O
mexicano David Toscana escreveu um romance que é um delírio quixotesco. O
Exército Iluminadonarra a empreitada delirante e impossível da reconquista do
Texas aos gringos, a bordo de uma carroça.
O
que mais impressiona em O Exército Iluminado, o romance do mexicano David
Toscana (n. 1961), é o delírio quixotesco a que um professor de História e um
grupo de cinco crianças com atraso mental se entregam. Partem da cidade de
Monterrey numa carroça puxada por uma mula para reaver o território do Texas,
perdido para os EUA numa guerra de há mais de um século. “Na minha infância
ainda se viam os buracos das balas nos antigos edifícios coloniais de
Monterrey, a cidade onde cresci”, lembra o autor em conversa com o Ípsilon.

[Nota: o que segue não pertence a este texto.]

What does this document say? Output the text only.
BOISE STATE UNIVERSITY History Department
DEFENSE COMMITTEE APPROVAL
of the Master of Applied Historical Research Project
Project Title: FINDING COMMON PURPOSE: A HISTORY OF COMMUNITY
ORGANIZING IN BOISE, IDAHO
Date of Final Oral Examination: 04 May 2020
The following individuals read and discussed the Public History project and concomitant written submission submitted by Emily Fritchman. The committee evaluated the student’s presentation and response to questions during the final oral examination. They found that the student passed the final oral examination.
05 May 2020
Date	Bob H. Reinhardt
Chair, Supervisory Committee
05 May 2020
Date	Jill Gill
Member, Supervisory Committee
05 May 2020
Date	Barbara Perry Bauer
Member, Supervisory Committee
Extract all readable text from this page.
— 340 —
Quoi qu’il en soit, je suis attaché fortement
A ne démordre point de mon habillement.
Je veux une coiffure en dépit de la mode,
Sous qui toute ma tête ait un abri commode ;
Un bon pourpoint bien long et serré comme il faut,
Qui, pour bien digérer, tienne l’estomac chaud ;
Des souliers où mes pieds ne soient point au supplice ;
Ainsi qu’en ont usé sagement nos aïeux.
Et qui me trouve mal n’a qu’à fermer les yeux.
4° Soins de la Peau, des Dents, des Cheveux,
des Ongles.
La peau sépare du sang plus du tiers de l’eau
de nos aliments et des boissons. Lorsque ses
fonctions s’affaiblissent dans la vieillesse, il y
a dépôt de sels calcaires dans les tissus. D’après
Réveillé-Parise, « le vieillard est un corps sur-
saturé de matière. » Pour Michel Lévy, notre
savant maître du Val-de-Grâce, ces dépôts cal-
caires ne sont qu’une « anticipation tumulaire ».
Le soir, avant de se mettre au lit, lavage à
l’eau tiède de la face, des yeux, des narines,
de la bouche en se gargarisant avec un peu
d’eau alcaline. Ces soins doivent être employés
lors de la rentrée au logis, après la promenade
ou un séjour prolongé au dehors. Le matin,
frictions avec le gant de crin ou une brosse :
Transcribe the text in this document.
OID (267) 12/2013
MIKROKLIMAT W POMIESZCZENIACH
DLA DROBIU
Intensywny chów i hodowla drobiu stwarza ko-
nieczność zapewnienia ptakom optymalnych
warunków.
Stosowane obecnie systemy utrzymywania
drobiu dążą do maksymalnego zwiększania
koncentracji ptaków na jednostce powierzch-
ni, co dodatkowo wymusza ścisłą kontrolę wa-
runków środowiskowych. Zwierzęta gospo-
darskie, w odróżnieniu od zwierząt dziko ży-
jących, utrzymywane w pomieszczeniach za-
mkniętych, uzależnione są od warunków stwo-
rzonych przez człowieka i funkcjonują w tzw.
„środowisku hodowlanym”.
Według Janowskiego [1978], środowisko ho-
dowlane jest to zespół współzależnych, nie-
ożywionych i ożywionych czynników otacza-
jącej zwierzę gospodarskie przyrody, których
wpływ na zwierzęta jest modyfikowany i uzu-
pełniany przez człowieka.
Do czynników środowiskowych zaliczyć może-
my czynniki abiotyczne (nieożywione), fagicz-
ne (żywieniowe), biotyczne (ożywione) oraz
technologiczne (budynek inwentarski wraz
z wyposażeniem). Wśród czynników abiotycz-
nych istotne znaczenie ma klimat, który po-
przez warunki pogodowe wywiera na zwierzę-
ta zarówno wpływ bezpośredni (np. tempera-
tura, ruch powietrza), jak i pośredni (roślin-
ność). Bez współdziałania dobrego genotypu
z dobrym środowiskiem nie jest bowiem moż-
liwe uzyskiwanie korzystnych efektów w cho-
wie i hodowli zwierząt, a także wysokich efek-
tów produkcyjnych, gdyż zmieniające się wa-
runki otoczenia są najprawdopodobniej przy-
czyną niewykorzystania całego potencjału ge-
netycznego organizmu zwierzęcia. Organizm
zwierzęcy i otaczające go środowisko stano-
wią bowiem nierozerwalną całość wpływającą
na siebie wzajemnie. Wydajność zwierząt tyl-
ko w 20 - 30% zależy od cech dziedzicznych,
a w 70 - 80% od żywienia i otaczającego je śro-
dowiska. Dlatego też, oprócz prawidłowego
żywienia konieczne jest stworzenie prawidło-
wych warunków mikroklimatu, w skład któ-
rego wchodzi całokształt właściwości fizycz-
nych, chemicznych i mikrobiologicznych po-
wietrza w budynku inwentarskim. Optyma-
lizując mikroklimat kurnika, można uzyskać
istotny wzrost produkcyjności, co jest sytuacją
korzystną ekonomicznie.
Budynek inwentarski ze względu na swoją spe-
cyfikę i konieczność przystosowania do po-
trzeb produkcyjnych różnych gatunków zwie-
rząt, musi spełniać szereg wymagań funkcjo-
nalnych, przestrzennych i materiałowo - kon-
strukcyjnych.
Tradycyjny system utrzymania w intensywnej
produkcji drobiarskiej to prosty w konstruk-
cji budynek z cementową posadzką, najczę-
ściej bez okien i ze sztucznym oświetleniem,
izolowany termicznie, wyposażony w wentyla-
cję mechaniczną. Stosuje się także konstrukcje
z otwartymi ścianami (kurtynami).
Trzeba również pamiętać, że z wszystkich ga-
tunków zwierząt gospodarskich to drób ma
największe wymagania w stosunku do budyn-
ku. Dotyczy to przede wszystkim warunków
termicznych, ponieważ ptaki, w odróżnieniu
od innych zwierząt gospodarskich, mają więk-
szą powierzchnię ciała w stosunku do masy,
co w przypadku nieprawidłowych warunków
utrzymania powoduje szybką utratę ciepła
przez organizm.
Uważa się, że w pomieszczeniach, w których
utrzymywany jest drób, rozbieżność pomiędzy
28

“Brincávamos muito imaginando uma guerra com os EUA, e que no fim conseguíamos
recuperar as terras a Norte do rio Bravo. Venho de uma família em que se
contavam muitas histórias dessa guerra, vinham de geração em geração. Este
romance trouxe-me uma grande nostalgia da infância.”
A
empreitada delirante em que este exército absurdo de crianças se vê envolvido é
organizada por um seu professor, Ignacio Matus, antigo maratonista. Em 1924,
durante os Jogos Olímpicos de Paris, e por não ter dinheiro para viajar para
França, Matus corre pelas ruas de Monterrey a distância da maratona à mesma
hora que a prova decorre em Paris. Com o tempo que faz, ficaria classificado,
caso tivesse ido, em terceiro lugar. Desde essa altura começa a importunar por carta
o atleta americano medalhado para que este lhe envie o troféu (acabará por
recebê-lo 44 anos depois). Mais ou menos entre a alegoria e o delírio épico,
Matus (a quem também chamam general, “o último dos heróis nacionais”) sonha com
a busca do impossível, uma forma de redimir as crianças das suas limitações,
mas também de se redimir a si próprio. “Hoje vi-me à cabeça de um exército de
milhares de homens; íamos em direcção ao Texas, com as botas enlameadas,
murmurando uma canção.” Essa alegoria leva também à rebeldia, e o gordo rapaz
Comodoro anuncia aos colegas de escola na sala de aulas: “Meninas e
cavalheiros, estamos perdidos, não temos outro remédio senão ir apanhar
gringos.”
O
fracasso e a melancolia são temas comuns aos anteriores romances de David Toscana, O
Último Leitor e Santa Maria do Circo (ambos publicados pela
Oficina do Livro). “A literatura deve falar do fracasso, da dor, da morte, de
tudo o que não queremos que esteja presente na nossa vida. A literatura precisa
de conflito para que no fim haja pelo menos a ambígua possibilidade de uma
redenção”, diz Toscana. “Não gosto de romances policiais porque sei que o crime
vai ser desvendado. Interessa-me mais a história de um detective fracassado,
que entra em crise, que não consegue resolver o mistério, encontrar o culpado.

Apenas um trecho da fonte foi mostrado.